IEEE Trans Pattern Anal Mach Intell. 2018 Apr;40(4):834-848. doi: 10.1109/TPAMI.2017.2699184. Epub 2017 Apr 27.
In this work we address the task of semantic image segmentation with Deep Learning and make three main contributions that are experimentally shown to have substantial practical merit. First, we highlight convolution with upsampled filters, or 'atrous convolution', as a powerful tool in dense prediction tasks. Atrous convolution allows us to explicitly control the resolution at which feature responses are computed within Deep Convolutional Neural Networks. It also allows us to effectively enlarge the field of view of filters to incorporate larger context without increasing the number of parameters or the amount of computation. Second, we propose atrous spatial pyramid pooling (ASPP) to robustly segment objects at multiple scales. ASPP probes an incoming convolutional feature layer with filters at multiple sampling rates and effective fields-of-views, thus capturing objects as well as image context at multiple scales. Third, we improve the localization of object boundaries by combining methods from DCNNs and probabilistic graphical models. The commonly deployed combination of max-pooling and downsampling in DCNNs achieves invariance but has a toll on localization accuracy. We overcome this by combining the responses at the final DCNN layer with a fully connected Conditional Random Field (CRF), which is shown both qualitatively and quantitatively to improve localization performance. Our proposed "DeepLab" system sets the new state-of-art at the PASCAL VOC-2012 semantic image segmentation task, reaching 79.7 percent mIOU in the test set, and advances the results on three other datasets: PASCAL-Context, PASCAL-Person-Part, and Cityscapes. All of our code is made publicly available online.

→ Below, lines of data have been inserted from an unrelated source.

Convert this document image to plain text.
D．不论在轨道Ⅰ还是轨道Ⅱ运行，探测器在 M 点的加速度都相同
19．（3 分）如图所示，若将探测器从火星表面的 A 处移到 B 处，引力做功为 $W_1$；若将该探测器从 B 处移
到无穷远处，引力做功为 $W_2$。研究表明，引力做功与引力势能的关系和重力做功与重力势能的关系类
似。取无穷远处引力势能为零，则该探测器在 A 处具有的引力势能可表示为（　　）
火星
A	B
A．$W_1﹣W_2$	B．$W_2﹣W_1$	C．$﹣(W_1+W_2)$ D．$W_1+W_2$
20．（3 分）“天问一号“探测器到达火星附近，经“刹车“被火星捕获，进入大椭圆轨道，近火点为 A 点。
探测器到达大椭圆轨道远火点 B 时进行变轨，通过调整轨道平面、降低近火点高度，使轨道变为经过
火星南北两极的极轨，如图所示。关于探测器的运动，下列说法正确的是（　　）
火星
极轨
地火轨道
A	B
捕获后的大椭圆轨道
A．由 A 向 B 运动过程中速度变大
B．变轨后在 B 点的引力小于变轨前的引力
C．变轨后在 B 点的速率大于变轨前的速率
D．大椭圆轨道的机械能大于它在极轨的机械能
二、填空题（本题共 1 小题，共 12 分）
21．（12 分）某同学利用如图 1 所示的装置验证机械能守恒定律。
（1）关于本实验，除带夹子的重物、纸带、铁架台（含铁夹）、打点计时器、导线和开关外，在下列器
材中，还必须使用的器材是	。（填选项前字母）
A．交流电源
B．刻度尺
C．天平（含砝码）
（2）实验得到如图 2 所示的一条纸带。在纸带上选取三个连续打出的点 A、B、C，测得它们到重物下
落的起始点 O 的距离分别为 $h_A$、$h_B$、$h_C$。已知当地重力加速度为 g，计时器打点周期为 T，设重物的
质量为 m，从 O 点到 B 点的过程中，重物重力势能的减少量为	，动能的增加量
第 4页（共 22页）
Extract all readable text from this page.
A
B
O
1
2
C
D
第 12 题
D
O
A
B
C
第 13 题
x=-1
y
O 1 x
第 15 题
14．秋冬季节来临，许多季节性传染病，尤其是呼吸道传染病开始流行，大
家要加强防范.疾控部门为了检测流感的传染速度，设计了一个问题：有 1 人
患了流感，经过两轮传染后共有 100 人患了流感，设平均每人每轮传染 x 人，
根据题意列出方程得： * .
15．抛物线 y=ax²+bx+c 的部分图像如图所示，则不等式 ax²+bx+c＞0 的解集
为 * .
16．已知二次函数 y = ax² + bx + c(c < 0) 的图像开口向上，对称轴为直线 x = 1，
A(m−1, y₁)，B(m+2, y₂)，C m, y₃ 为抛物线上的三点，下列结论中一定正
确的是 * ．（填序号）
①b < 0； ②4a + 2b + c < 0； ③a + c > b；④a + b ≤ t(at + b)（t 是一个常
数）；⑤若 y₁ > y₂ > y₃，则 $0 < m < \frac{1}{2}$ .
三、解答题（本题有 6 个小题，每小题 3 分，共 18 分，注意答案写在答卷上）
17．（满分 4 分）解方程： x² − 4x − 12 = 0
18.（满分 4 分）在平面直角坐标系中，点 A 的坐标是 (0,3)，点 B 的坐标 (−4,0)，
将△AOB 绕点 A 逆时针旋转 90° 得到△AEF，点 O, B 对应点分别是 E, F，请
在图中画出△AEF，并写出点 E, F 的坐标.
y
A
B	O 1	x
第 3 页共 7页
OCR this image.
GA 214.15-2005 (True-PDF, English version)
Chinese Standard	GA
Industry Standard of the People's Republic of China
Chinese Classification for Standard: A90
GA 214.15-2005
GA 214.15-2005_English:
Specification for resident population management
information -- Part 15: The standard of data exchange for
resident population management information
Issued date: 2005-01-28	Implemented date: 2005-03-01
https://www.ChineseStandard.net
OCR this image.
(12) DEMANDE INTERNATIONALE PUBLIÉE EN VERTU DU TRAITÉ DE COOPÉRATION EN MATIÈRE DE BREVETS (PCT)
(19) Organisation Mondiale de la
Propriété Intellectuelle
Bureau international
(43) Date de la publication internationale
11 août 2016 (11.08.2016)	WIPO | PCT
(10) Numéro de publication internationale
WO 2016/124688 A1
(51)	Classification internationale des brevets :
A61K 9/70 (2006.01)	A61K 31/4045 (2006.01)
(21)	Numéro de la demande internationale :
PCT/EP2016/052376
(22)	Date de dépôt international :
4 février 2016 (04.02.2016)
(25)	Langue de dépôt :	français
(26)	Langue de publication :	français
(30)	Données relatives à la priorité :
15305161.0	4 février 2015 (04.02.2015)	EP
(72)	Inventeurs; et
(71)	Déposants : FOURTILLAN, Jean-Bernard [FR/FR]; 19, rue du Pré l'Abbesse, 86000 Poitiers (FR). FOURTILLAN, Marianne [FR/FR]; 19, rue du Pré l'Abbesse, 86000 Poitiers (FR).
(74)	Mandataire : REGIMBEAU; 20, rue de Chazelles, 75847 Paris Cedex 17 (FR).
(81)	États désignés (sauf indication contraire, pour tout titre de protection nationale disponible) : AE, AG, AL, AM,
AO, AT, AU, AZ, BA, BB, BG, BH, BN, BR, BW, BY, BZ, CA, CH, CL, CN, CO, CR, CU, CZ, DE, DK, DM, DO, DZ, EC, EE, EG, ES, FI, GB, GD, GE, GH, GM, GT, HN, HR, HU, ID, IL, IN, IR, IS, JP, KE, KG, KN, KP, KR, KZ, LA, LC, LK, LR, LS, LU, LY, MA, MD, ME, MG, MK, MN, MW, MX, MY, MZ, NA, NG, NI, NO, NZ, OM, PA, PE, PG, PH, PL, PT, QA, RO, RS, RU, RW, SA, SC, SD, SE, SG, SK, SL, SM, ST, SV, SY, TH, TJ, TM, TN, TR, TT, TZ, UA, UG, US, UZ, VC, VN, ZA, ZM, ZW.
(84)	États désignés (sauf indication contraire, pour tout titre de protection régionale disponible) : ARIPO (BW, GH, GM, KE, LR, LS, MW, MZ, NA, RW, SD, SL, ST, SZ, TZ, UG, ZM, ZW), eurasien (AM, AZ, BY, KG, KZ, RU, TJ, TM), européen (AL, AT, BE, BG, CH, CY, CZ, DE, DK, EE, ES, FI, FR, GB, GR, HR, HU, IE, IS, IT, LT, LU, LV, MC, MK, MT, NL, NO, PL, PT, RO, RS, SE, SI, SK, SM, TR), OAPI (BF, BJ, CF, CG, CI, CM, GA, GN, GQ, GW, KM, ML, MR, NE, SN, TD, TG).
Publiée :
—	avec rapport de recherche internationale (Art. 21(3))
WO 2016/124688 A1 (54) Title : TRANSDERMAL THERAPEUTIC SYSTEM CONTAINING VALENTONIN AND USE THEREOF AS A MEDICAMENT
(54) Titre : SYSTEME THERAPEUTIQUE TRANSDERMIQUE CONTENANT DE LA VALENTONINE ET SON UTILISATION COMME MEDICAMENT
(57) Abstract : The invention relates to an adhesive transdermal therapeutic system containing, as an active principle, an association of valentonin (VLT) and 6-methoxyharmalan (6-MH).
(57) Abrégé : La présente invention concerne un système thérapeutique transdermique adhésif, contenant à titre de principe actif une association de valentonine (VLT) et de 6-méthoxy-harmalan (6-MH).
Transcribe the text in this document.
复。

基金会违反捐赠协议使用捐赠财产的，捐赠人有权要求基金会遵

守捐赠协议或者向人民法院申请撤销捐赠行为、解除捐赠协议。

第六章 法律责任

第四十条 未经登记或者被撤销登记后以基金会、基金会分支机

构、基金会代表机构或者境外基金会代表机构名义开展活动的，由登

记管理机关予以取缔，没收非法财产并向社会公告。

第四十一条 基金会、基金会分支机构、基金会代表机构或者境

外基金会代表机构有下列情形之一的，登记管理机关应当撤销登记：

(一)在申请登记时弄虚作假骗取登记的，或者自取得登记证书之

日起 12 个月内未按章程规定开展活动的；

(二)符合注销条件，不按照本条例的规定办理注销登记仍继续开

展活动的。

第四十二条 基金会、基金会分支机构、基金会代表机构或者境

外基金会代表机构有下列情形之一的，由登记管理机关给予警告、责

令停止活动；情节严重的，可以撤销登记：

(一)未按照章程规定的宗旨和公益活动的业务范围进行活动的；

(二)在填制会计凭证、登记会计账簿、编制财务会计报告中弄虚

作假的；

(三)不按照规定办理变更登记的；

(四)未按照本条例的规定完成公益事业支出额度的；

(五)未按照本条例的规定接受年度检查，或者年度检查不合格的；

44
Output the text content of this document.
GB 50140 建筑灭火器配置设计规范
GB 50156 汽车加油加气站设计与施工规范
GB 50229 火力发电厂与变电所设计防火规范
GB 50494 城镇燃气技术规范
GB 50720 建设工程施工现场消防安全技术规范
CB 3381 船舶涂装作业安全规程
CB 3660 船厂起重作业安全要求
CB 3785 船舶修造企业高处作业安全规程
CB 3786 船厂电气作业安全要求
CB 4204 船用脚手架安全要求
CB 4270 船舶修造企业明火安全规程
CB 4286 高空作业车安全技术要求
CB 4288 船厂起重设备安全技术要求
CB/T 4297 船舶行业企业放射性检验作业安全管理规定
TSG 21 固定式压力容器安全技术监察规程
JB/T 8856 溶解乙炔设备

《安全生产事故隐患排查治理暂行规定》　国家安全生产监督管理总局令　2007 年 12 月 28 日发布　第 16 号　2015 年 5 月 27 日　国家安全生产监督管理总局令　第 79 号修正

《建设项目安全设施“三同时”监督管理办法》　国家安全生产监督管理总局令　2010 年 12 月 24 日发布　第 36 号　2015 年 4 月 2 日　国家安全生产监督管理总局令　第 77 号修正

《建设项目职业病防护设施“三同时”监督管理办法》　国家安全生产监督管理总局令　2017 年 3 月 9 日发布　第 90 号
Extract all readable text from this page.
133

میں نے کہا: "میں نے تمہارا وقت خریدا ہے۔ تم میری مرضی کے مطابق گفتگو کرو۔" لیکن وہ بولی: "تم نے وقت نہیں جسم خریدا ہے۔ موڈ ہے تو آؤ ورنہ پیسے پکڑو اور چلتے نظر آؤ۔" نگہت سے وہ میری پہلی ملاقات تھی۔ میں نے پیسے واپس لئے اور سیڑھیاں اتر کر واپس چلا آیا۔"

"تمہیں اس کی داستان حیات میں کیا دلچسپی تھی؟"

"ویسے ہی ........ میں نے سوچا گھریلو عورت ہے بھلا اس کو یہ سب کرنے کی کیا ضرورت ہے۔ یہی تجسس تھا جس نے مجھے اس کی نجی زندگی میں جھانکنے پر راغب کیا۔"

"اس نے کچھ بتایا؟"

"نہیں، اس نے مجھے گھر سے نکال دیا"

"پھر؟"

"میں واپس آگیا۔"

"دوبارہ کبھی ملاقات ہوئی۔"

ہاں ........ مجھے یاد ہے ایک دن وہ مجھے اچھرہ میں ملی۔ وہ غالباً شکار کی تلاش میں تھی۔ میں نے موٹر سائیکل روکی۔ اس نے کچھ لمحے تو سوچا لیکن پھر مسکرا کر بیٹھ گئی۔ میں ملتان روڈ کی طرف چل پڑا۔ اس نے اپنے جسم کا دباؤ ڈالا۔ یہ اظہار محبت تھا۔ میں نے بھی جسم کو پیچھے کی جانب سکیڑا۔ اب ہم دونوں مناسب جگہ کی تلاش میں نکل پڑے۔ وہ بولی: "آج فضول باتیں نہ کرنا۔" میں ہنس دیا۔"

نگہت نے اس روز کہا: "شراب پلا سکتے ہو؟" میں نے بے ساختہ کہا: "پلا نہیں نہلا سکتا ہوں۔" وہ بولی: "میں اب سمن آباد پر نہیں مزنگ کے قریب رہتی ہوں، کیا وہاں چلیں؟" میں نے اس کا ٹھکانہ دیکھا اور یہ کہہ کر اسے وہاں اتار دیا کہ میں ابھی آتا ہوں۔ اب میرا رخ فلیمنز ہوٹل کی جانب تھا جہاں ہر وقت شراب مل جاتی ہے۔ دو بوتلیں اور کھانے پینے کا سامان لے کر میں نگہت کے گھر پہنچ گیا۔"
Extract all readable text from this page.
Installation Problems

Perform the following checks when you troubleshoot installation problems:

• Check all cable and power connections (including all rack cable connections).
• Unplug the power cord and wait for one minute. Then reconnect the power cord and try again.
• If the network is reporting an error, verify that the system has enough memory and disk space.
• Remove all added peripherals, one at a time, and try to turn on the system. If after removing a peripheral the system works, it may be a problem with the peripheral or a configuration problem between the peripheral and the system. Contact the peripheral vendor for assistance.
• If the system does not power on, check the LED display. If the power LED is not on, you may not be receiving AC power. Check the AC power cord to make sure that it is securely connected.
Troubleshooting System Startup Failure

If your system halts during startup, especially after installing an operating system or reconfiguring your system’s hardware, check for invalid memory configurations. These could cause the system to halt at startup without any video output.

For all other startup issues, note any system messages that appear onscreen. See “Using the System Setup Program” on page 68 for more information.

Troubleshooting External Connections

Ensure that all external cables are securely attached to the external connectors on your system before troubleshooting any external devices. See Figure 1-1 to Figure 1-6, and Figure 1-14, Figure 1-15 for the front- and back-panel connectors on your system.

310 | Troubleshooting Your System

在这项工作中,我们致力于使用深度学习进行语义图像分割,并做出了三个主要贡献,这些贡献在实验中被证明具有很大的实际价值。首先,我们强调了带有上采样滤波器的卷积,即“空洞卷积”,作为密集预测任务中的强大工具。空洞卷积允许我们在深度卷积神经网络中显式地控制特征响应的计算分辨率。它还允许我们有效地扩大滤波器的视野,在不增加参数数量或计算量的情况下纳入更大的上下文。其次,我们提出了空洞空间金字塔池化(ASPP),以在多个尺度上稳健地分割对象。ASPP 使用多个采样率和有效感受野的滤波器探测输入的卷积特征层,从而在多个尺度上捕获对象和图像上下文。第三,我们通过结合 DCNN 和概率图形模型的方法来提高对象边界的定位精度。DCNN 中通常采用的最大池化和下采样组合实现了不变性,但牺牲了定位精度。我们通过在最后一个 DCNN 层的响应与全连接条件随机场(CRF)相结合来克服这一问题,这在定性和定量上都显示出了提高定位性能的效果。我们提出的“DeepLab”系统在 PASCAL VOC-2012 语义图像分割任务中设定了新的技术水平,在测试集上达到了 79.7%的 mIOU,并在另外三个数据集 PASCAL-Context、PASCAL-Person-Part 和 Cityscapes 上取得了进展。我们的所有代码都在网上公开。